Zoraima Pelaez is a class of 2022 law student at the The University of Texas School of Law. Pelaez currently serves on the student advisory board and is the managing editor of the Texas Journal on Civil Liberties & Civil Rights. She is chief of staff of the Texas Law chapter of the American Constitution Society (ACS) and an ACS Next Generation Leader. As a 2L, she served as president of the ACS chapter, co-president of the Texas Law chapter of If/When/How: Lawyering for Reproductive Justice, and a board member of the Public Interest Law Association.
Zoraima has volunteered for several pro bono projects, including Pro Bono in January, the Women in Immigration Detention Assistance Project, and the Parole Project. She launched and manages a reproductive rights pro bono project that assists Jane’s Due Process with legal, policy, and educational research initiatives. She has participated in the Civil Rights Clinic and the Supreme Court Clinic.
The summer after her 1L year, Zoraima worked with the ACLU Reproductive Freedom Project in New York City providing litigation support. The summer after her 2L year, she will work with the ACLU of Texas focusing on voting rights and reproductive rights impact litigation. Before coming to law school, she was the outreach and advocacy manager for the Texas Freedom Network, where she managed community advocacy and grassroots lobbying efforts at the Texas Legislature and State Board of Education.
Ashland Johnson is the President and Founder of the Inclusion Playbook, a sports impact project that works with sports leaders to transform communities in and through sports. Ashland is a former Board member of the American Constitution Society.
Aziz Z. Huq is the Frank and Bernice J. Greenberg Professor of Law and Mark Claster Mamolen Teaching Scholar at the University of Chicago Law School. Aziz’s scholarship concerns the interaction of constitutional design with individual rights and liberties.
As a faculty member at the University of Chicago, he has garnered the AALS Junior Scholars Paper Competition Award in Criminal Law and has been selected for the Harvard/Stanford/Yale Junior Faculty Forum. Before joining the Law School, Aziz worked as Associate Counsel and then Director of the Liberty and National Security Project of the Brennan Center for Justice, litigating cases in both the U.S. Court of Appeals and the Supreme Court. He was also a Senior Consultant Analyst for the International Crisis Group, researching constitutional design and implementation in Pakistan, Nepal, and Sri Lanka. He clerked for Judge Robert D. Sack of the U.S. Court of Appeals for the Second Circuit and for Justice Ruth Bader Ginsburg of the Supreme Court.
Aziz has also been very engaged with ACS through participating in events in DC and Chicago.
He graduated summa cum laude from the University of North Carolina at Chapel Hill and graduated from Columbia Law School, where he was awarded the John Ordronaux Prize.
Garrett Epps is Legal Affairs Editor of The Washington Monthly.
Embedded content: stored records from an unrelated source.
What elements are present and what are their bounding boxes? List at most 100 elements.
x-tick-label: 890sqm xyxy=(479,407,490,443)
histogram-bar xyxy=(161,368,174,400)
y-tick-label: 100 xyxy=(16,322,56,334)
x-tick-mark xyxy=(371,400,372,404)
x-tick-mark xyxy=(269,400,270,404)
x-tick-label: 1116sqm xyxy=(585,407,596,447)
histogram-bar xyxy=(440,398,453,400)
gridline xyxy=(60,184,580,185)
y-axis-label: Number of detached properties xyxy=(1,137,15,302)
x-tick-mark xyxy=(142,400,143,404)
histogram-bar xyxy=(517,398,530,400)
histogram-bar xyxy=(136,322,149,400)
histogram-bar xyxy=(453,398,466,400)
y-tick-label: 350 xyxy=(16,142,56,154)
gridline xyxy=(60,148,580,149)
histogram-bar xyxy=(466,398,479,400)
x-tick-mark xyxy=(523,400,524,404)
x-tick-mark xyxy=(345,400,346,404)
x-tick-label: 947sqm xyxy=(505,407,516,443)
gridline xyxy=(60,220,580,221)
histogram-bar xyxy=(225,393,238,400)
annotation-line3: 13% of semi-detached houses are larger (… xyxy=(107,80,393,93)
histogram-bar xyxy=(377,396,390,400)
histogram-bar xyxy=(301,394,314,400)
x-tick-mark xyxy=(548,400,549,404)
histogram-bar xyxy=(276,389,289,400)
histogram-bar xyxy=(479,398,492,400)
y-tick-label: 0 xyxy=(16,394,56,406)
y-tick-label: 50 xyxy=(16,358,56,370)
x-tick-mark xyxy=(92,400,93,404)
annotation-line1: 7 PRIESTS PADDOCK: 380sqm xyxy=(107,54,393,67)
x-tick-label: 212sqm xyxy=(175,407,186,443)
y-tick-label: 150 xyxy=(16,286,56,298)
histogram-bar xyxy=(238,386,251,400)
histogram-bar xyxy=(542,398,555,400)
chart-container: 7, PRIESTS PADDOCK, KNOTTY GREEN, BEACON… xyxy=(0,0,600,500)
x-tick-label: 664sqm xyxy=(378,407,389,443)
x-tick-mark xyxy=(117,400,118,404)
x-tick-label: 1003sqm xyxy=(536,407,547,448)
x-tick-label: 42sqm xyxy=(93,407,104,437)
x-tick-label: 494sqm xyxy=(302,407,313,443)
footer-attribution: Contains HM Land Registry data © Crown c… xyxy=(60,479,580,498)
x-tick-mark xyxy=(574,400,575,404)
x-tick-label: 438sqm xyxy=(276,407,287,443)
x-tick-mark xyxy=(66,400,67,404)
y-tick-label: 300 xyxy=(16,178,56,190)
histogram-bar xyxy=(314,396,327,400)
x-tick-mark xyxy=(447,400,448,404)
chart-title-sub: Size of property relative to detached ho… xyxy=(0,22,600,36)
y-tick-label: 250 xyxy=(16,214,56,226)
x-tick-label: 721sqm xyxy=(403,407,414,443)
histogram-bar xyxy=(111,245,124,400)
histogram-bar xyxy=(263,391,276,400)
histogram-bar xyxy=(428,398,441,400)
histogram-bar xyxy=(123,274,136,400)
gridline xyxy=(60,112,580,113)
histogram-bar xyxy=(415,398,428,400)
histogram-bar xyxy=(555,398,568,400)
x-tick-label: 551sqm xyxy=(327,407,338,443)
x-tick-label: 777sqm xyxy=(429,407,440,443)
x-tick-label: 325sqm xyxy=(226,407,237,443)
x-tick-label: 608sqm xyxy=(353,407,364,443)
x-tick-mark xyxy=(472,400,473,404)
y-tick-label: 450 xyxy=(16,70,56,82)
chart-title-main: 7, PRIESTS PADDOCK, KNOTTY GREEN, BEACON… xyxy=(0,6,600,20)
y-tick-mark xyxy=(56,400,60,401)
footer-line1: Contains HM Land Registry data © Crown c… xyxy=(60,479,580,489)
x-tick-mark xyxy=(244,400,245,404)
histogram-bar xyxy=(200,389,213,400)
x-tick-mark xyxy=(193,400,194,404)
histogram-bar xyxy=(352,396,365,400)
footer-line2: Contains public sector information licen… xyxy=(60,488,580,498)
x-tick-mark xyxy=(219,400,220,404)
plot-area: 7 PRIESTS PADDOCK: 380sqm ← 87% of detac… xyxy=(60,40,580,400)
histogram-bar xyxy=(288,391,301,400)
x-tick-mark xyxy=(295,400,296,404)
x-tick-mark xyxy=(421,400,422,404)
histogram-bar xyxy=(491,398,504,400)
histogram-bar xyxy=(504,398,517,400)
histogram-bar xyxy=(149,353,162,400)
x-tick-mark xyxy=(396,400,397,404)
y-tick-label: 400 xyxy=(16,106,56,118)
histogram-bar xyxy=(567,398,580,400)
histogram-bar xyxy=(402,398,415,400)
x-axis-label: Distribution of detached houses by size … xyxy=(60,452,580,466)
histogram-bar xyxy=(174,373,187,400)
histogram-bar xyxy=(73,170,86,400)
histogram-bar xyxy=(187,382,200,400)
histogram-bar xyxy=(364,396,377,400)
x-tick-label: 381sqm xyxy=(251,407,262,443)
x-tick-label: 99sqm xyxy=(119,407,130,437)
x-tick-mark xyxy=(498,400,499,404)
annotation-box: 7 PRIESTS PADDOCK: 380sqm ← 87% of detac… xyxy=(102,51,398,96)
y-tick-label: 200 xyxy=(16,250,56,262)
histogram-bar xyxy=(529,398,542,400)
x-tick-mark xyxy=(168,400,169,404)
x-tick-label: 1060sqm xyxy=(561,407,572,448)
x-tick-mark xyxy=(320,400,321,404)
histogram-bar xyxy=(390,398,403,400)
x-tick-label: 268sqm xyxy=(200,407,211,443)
Previously he was Professor Emeritus at the University of Baltimore School of Law, where he taught courses in constitutional law, First Amendment law, and fiction and non-fiction writing for law students.
Epps has been an active contributor to ACS, since shortly after its founding. He was featured as a speaker at its National Convention and is a regular contributor to the organization’s other policy events, seminars, and discussions.
Previously, Epps was the Orlando J. and Marian H. Hollins Professor of Law at the University of Oregon. He co-founded the Richmond Mercury, served as a columnist for the Independent Weekly, and worked as an editor and reporter at the Richmond Afro-American, Washington Post, The Free Lance-Star, and The Virginia Churchman.
Epps clerked for the Honorable John D. Butzner of the U.S. Court of Appeals for the Fourth Circuit. He earned his B.A. from Harvard College, where he was Editor of The Harvard Crimson, and his M.A. in creative writing from Hollins College in Roanoke, Virginia. Additionally, Epps holds a J.D. and a LL.M. in Comparative and International Law from Duke University School of Law.
Holly Fechner is a Partner at Covington & Burling LLP and a co-chair of the firm’s technology industry group. She advises clients on complex public policy matters. Nationally ranked by Chambers, Fechner received the 2019 American Lawyer Magazine "Dealmaker of the Year" award. Fechner is Executive Director of Invent Together, a campaign dedicated to understanding the gender, race, income, and other diversity gaps in invention and patenting and supporting public policies to close them. She serves on the board of directors of the American Constitution Society and has taught at the Harvard Kennedy School, the University of Maryland Law School and George Washington University. Prior to Covington, Fechner was Policy Director for Senator Edward M. Kennedy and Chief Labor and Pensions Counsel for the Senate Health, Education, Labor & Pensions Committee. She graduated from Oberlin College and received her law and women’s studies graduate degrees from the University of Michigan.